Думаю, опыт жизни с Нелл сыграл здесь не последнюю роль, совершенно по Фрейду. Совместная жизнь с женщиной стала казаться мне ситуацией искусственной, псевдотеатральной по самой своей природе; то есть областью отношений, где выдумка и тайна столь же важны, как истина и откровенность. Мне всегда нужна была тайна. Я говорю об этом без тщеславия – просто констатирую факт. Я живу, постоянно сознавая, как много принял неправильных решений, от которых теперь мне свою жизнь не очистить; единственное, что остается, – прятать их от моих дорогих дам… во всяком случае, эта теория осуществляется на практике. И вполне может быть, что я привязался к Милдред и Эйбу просто потому, что они так явно опровергают эту мою теорию, самим своим существованием доказывая, что могут быть отношения гораздо лучше и теплее. Эти двое помогли определить мое «англичанство» уже тем, что были напрочь лишены его сами. Как-то раз я страшно возмутил их утверждением, что в значительной степени английский антисемитизм, как и английский антиамериканизм, родился из обыкновенной зависти. Объяснение обычного зла невозможностью достичь чего-то или утратой такой возможности было для них неприемлемо. «Ах вы, сукины дети, – прорычал Эйб, – вас, бедных, лишили возможности гибнуть в газовых печах!» – но не в этом суть.
Мы оторвались от земли. Минуту спустя, откинувшись в кресле, я мог разглядеть Бербэнк и крыши уорнеровских студий, где Дженни, должно быть, уже начинала первые съемки дня. И тут я понял, как виноват перед ней, в душе всколыхнулась нежность, желание оберечь, защитить… Она никогда не станет выдающейся актрисой, какой, видимо, была когда-то та пожилая женщина, с которой я вчера разговаривал; и я видел – к этому Дженни еще не готова, не готова примириться с грядущими компромиссами, с тем, что выбор будет становиться все у́же.

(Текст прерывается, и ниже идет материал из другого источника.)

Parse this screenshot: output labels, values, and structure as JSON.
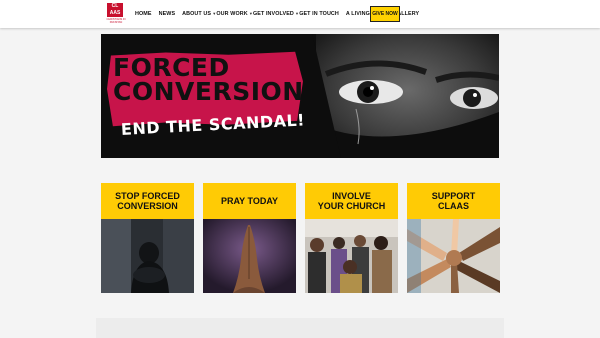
{
  "header": {
    "logo": {
      "mark_text": "CL AAS",
      "tagline": "CHRISTIANS IN PAKISTAN"
    },
    "nav": [
      {
        "label": "HOME",
        "dropdown": false
      },
      {
        "label": "NEWS",
        "dropdown": false
      },
      {
        "label": "ABOUT US",
        "dropdown": true
      },
      {
        "label": "OUR WORK",
        "dropdown": true
      },
      {
        "label": "GET INVOLVED",
        "dropdown": true
      },
      {
        "label": "GET IN TOUCH",
        "dropdown": false
      },
      {
        "label": "A LIVING HELL",
        "dropdown": false
      },
      {
        "label": "GALLERY",
        "dropdown": false
      }
    ],
    "give_label": "GIVE NOW"
  },
  "hero": {
    "title_line1": "FORCED",
    "title_line2": "CONVERSION",
    "subtitle": "END THE SCANDAL!"
  },
  "cards": [
    {
      "line1": "STOP FORCED",
      "line2": "CONVERSION",
      "image": "girl-sitting-dark-room"
    },
    {
      "line1": "PRAY TODAY",
      "line2": "",
      "image": "praying-hands"
    },
    {
      "line1": "INVOLVE",
      "line2": "YOUR CHURCH",
      "image": "congregation-worship"
    },
    {
      "line1": "SUPPORT",
      "line2": "CLAAS",
      "image": "stacked-hands"
    }
  ],
  "colors": {
    "accent_yellow": "#ffcb05",
    "brand_red": "#c8102e",
    "hero_red": "#c7144a"
  }
}
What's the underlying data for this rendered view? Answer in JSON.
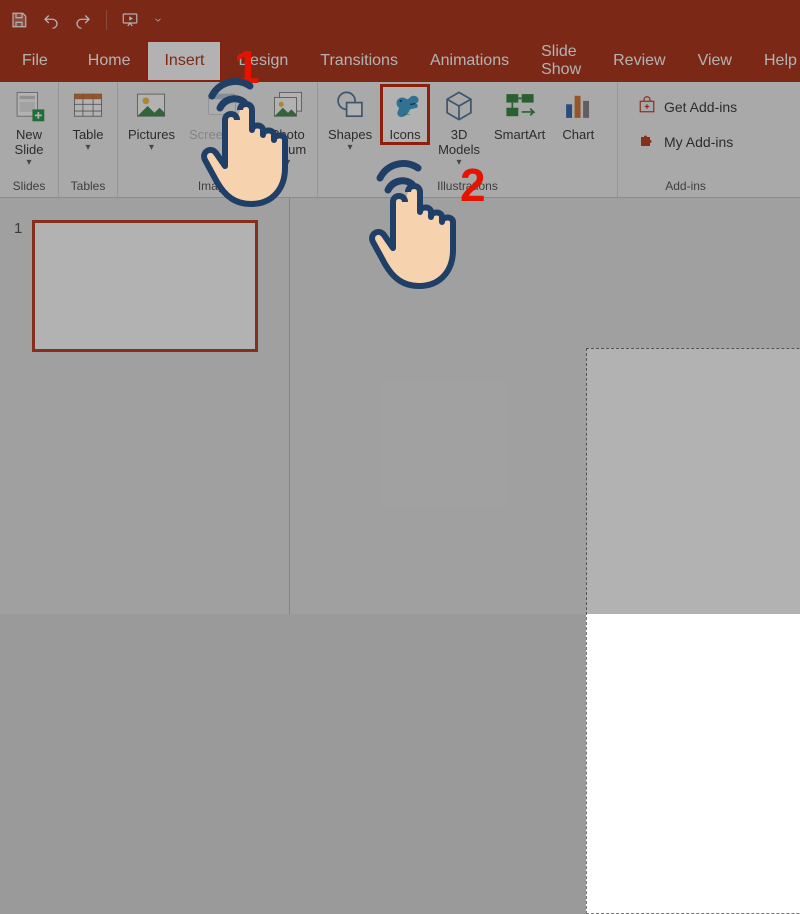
{
  "qat": {
    "save": "Save",
    "undo": "Undo",
    "redo": "Redo",
    "slideshow": "Start From Beginning"
  },
  "tabs": {
    "file": "File",
    "home": "Home",
    "insert": "Insert",
    "design": "Design",
    "transitions": "Transitions",
    "animations": "Animations",
    "slideshow": "Slide Show",
    "review": "Review",
    "view": "View",
    "help": "Help"
  },
  "ribbon": {
    "slides": {
      "new_slide": "New\nSlide",
      "group": "Slides"
    },
    "tables": {
      "table": "Table",
      "group": "Tables"
    },
    "images": {
      "pictures": "Pictures",
      "screenshot": "Screenshot",
      "photo_album": "Photo\nAlbum",
      "group": "Images"
    },
    "illustrations": {
      "shapes": "Shapes",
      "icons": "Icons",
      "models3d": "3D\nModels",
      "smartart": "SmartArt",
      "chart": "Chart",
      "group": "Illustrations"
    },
    "addins": {
      "get": "Get Add-ins",
      "my": "My Add-ins",
      "group": "Add-ins"
    }
  },
  "thumbs": {
    "n1": "1"
  },
  "annotations": {
    "step1": "1",
    "step2": "2"
  }
}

Самолет набирал высоту, шел на восток над пустынными горами Северной Аризоны, над игрушечной пропастью Большого каньона; мы с Дженни собирались проехать по этим местам, когда она закончит работу. Но сожаления о наших несбывшихся планах я не испытывал, ведь помимо возрастной пропасти нас разделяла еще одна. Жизнь, какую мы вели в Лос-Анджелесе, позволяла не брать ее в расчет, словно и эта пропасть была всего-навсего игрушечной, тривиальной, имеющей лишь преходящее значение; но в ином контексте, на твердой земле – я знал – это стало бы труднопреодолимым препятствием. Вина была моя, в том смысле, что я сам сделал из этого еще одну тайну о прошлом и вполне успешно ее хранил… хотя на этот раз не только от Дженни.
Поначалу мои отношения с Энтони – а мы учились в одном и том же колледже, на одном курсе и жили в одном доме, разделенные лишь одним лестничным пролетом, – были всего лишь шапочным знакомством и переросли в дружбу именно из-за этой «тайны». Я уже привык к тому, что этот секрет из прошлого глубоко захоронен, но само прошлое тогда еще не отодвинулось далеко, так что раскопать его, хотя бы частично, не составляло труда.
Летний семестр 1948 года, первый курс; в тот день я случайно заглянул к нему в гостиную. Уходил слуга, которого несколько студентов нанимали в складчину, и я собирал деньги на прощальный подарок. На столе у Энтони, в банке из-под джема, я увидел цветок – стебель игольчатой орхидеи Aceras. И минуты не прошло, как обнаружились общие интересы, хотя у меня они были теперь скорее лишь воспоминаниями, эхом прежних дней. У Энтони это было гораздо серьезнее: так же, как многое другое в его жизни, интерес к ботанике мог быть только методичным, постоянным и глубоким или – не быть вообще. О ботанике как о науке я узнал в школе достаточно, чтобы ориентироваться в старом издании «Определителя растений» Бентама и Хукера, хранившемся у нас дома; а подростком увлекся мистическим очарованием орхидей. Я больше ни в чем не признался Энтони, не признался в существовании тайного и полного смысла континента, каким в период моего созревания была для меня природа. Я стыдился этого уже тогда, и ничто, даже его гораздо более глубокие познания в этой области, не могло побудить меня открыть ему правду… ни тогда, ни позже.